When Krondelette Fuller graduated from high school in 1983, she had no interest in college. Thirty-seven years later, her outlook changed when she lost her job during the pandemic.
Fuller wanted to return to school, but she had no income to even support her basic needs. Earning a college degree looked like an impossibility — if not for the availability of Higher Education Emergency Relief Funding (HEERF).
This excerpt comes from the current issue of Community College Journal, the award-winning flagship publication of the American Association of Community Colleges.
The pandemic relief money helped Fuller pay for online classes at Dallas College, as well as gas, food, rent, and even internet access. Because of this federal assistance, she was able to earn her associate degree in May, and now she hopes to become a teacher.
The HEERF program “is the greatest thing ever,” she told a local TV reporter while fighting back tears.
The three pandemic relief bills passed by Congress since March 2020 collectively provide about $75 billion for U.S. colleges — as well as the students they serve. The legislation has brought three waves of funding to community colleges, known as HEERF I, HEERF II and HEERF III.

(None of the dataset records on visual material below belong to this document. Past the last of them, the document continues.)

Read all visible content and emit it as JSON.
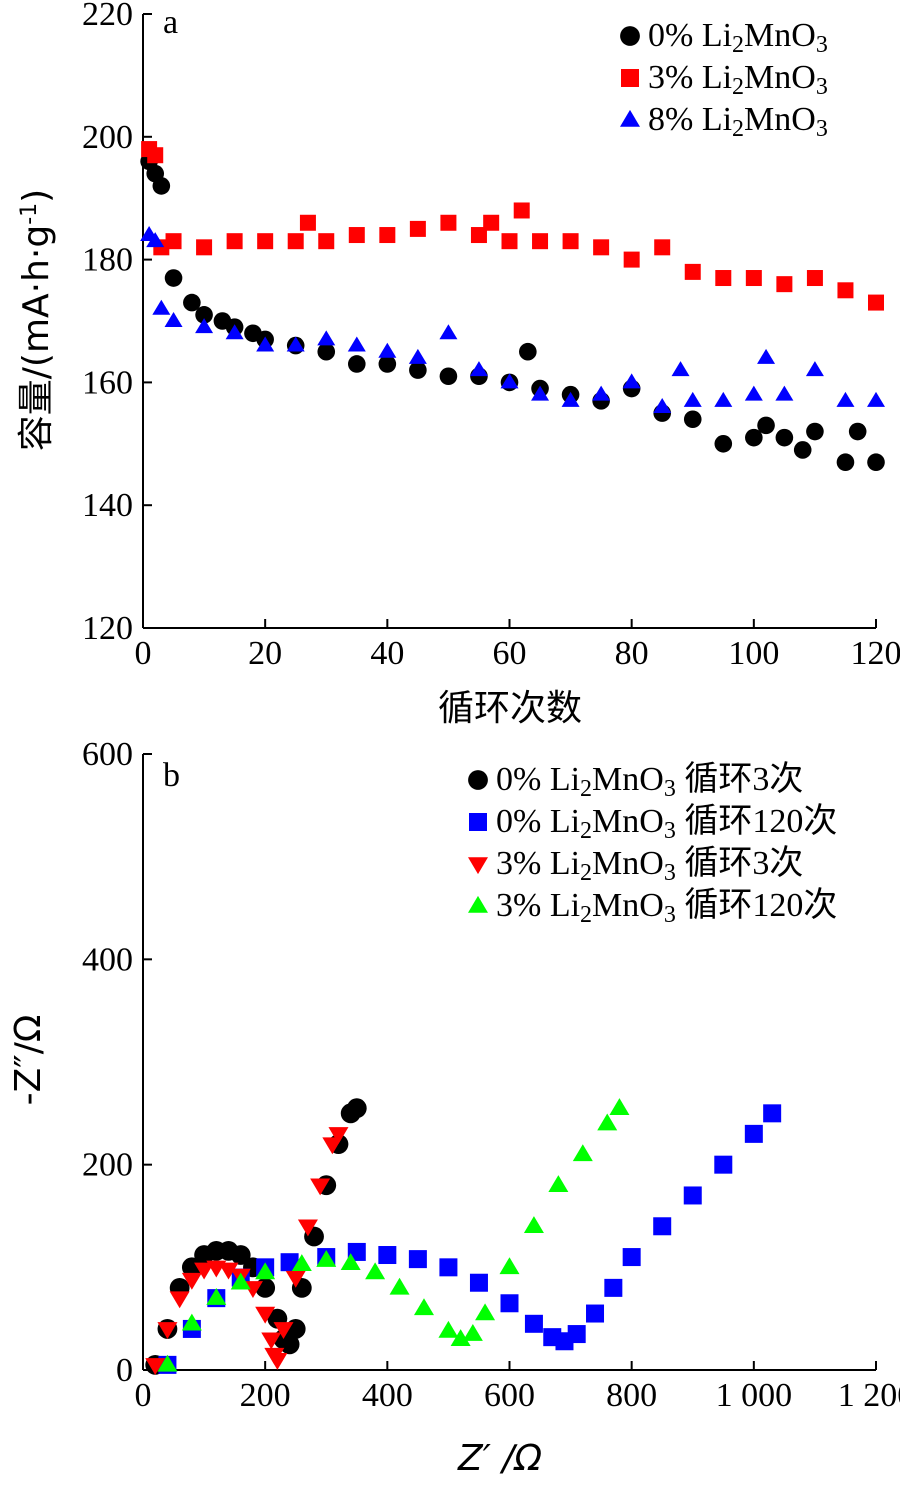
{
  "chart_data": [
    {
      "type": "scatter",
      "panel_label": "a",
      "xlabel": "循环次数",
      "ylabel": "容量/(mA·h·g⁻¹)",
      "xlim": [
        0,
        120
      ],
      "ylim": [
        120,
        220
      ],
      "x_ticks": [
        "0",
        "20",
        "40",
        "60",
        "80",
        "100",
        "120"
      ],
      "y_ticks": [
        "120",
        "140",
        "160",
        "180",
        "200",
        "220"
      ],
      "legend_position": "top-right",
      "series": [
        {
          "name": "0% Li2MnO3",
          "color": "#000000",
          "marker": "circle",
          "x": [
            1,
            2,
            3,
            5,
            8,
            10,
            13,
            15,
            18,
            20,
            25,
            30,
            35,
            40,
            45,
            50,
            55,
            60,
            63,
            65,
            70,
            75,
            80,
            85,
            90,
            95,
            100,
            102,
            105,
            108,
            110,
            115,
            117,
            120
          ],
          "values": [
            196,
            194,
            192,
            177,
            173,
            171,
            170,
            169,
            168,
            167,
            166,
            165,
            163,
            163,
            162,
            161,
            161,
            160,
            165,
            159,
            158,
            157,
            159,
            155,
            154,
            150,
            151,
            153,
            151,
            149,
            152,
            147,
            152,
            147
          ]
        },
        {
          "name": "3% Li2MnO3",
          "color": "#ff0000",
          "marker": "square",
          "x": [
            1,
            2,
            3,
            5,
            10,
            15,
            20,
            25,
            27,
            30,
            35,
            40,
            45,
            50,
            55,
            57,
            60,
            62,
            65,
            70,
            75,
            80,
            85,
            90,
            95,
            100,
            105,
            110,
            115,
            120
          ],
          "values": [
            198,
            197,
            182,
            183,
            182,
            183,
            183,
            183,
            186,
            183,
            184,
            184,
            185,
            186,
            184,
            186,
            183,
            188,
            183,
            183,
            182,
            180,
            182,
            178,
            177,
            177,
            176,
            177,
            175,
            173
          ]
        },
        {
          "name": "8% Li2MnO3",
          "color": "#0000ff",
          "marker": "triangle",
          "x": [
            1,
            2,
            3,
            5,
            10,
            15,
            20,
            25,
            30,
            35,
            40,
            45,
            50,
            55,
            60,
            65,
            70,
            75,
            80,
            85,
            88,
            90,
            95,
            100,
            102,
            105,
            110,
            115,
            120
          ],
          "values": [
            184,
            183,
            172,
            170,
            169,
            168,
            166,
            166,
            167,
            166,
            165,
            164,
            168,
            162,
            160,
            158,
            157,
            158,
            160,
            156,
            162,
            157,
            157,
            158,
            164,
            158,
            162,
            157,
            157
          ]
        }
      ]
    },
    {
      "type": "scatter",
      "panel_label": "b",
      "xlabel": "Z′ /Ω",
      "ylabel": "-Z″/Ω",
      "xlim": [
        0,
        1200
      ],
      "ylim": [
        0,
        600
      ],
      "x_ticks": [
        "0",
        "200",
        "400",
        "600",
        "800",
        "1 000",
        "1 200"
      ],
      "y_ticks": [
        "0",
        "200",
        "400",
        "600"
      ],
      "legend_position": "top-right",
      "series": [
        {
          "name": "0% Li2MnO3 循环3次",
          "color": "#000000",
          "marker": "circle",
          "x": [
            20,
            40,
            60,
            80,
            100,
            120,
            140,
            160,
            180,
            200,
            220,
            230,
            240,
            250,
            260,
            280,
            300,
            320,
            340,
            350
          ],
          "values": [
            5,
            40,
            80,
            100,
            112,
            116,
            116,
            112,
            100,
            80,
            50,
            30,
            25,
            40,
            80,
            130,
            180,
            220,
            250,
            255
          ]
        },
        {
          "name": "0% Li2MnO3 循环120次",
          "color": "#0000ff",
          "marker": "square",
          "x": [
            40,
            80,
            120,
            160,
            200,
            240,
            300,
            350,
            400,
            450,
            500,
            550,
            600,
            640,
            670,
            690,
            710,
            740,
            770,
            800,
            850,
            900,
            950,
            1000,
            1030
          ],
          "values": [
            5,
            40,
            70,
            90,
            100,
            105,
            110,
            115,
            112,
            108,
            100,
            85,
            65,
            45,
            32,
            28,
            35,
            55,
            80,
            110,
            140,
            170,
            200,
            230,
            250
          ]
        },
        {
          "name": "3% Li2MnO3 循环3次",
          "color": "#ff0000",
          "marker": "triangle-down",
          "x": [
            20,
            40,
            60,
            80,
            100,
            120,
            140,
            160,
            180,
            200,
            210,
            215,
            220,
            230,
            250,
            270,
            290,
            310,
            320
          ],
          "values": [
            5,
            40,
            70,
            88,
            98,
            100,
            98,
            92,
            80,
            55,
            30,
            15,
            10,
            40,
            90,
            140,
            180,
            220,
            230
          ]
        },
        {
          "name": "3% Li2MnO3 循环120次",
          "color": "#00ff00",
          "marker": "triangle",
          "x": [
            40,
            80,
            120,
            160,
            200,
            260,
            300,
            340,
            380,
            420,
            460,
            500,
            520,
            540,
            560,
            600,
            640,
            680,
            720,
            760,
            780
          ],
          "values": [
            5,
            45,
            70,
            85,
            95,
            103,
            107,
            104,
            95,
            80,
            60,
            38,
            30,
            35,
            55,
            100,
            140,
            180,
            210,
            240,
            255
          ]
        }
      ]
    }
  ]
}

Colleges must spend a certain portion of the money on emergency financial aid grants to students, and the remainder can be used for institutional priorities related to the pandemic. Colleges must spend the money within one year of receiving it.
The funding gives colleges a unique opportunity to make a significant investment in their community. For the students who benefit, like Fuller, the results can be life-altering. However, the restrictions on how colleges can spend the money force leaders to struggle with a fundamental question: How can they leverage this temporary windfall in ways that will have the biggest long-term impact?
Removing barriers
Aside from purchasing the infrastructure and supplies needed to keep students and staff safe from Covid-19, many community colleges are using HEERF allocations to wipe out the debt that students incurred during the pandemic. Their goal in doing so: Remove a key impediment to students’ success.
Quinsigamond Community College in Worcester, Massachusetts, used nearly $2.6 million of the institutional money it received in May to erase college-held debt for students. The debt relief program affected nearly 1,700 current and former students, with an average debt forgiveness of $1,525 per student. Anyone who was enrolled in a credit degree or certificate program at any time from the start of the pandemic through the end of the spring 2021 semester was eligible.
“We didn’t want debt to become a barrier for our students,” says President Luis Pedraja.
Like most community colleges, Quinsigamond serves a student population that has been particularly hard hit during the pandemic. Before Covid-19 emerged, about half of its students experienced food insecurity and 11% lacked secure housing.
“I imagine those figures have only grown,” Pedraja says.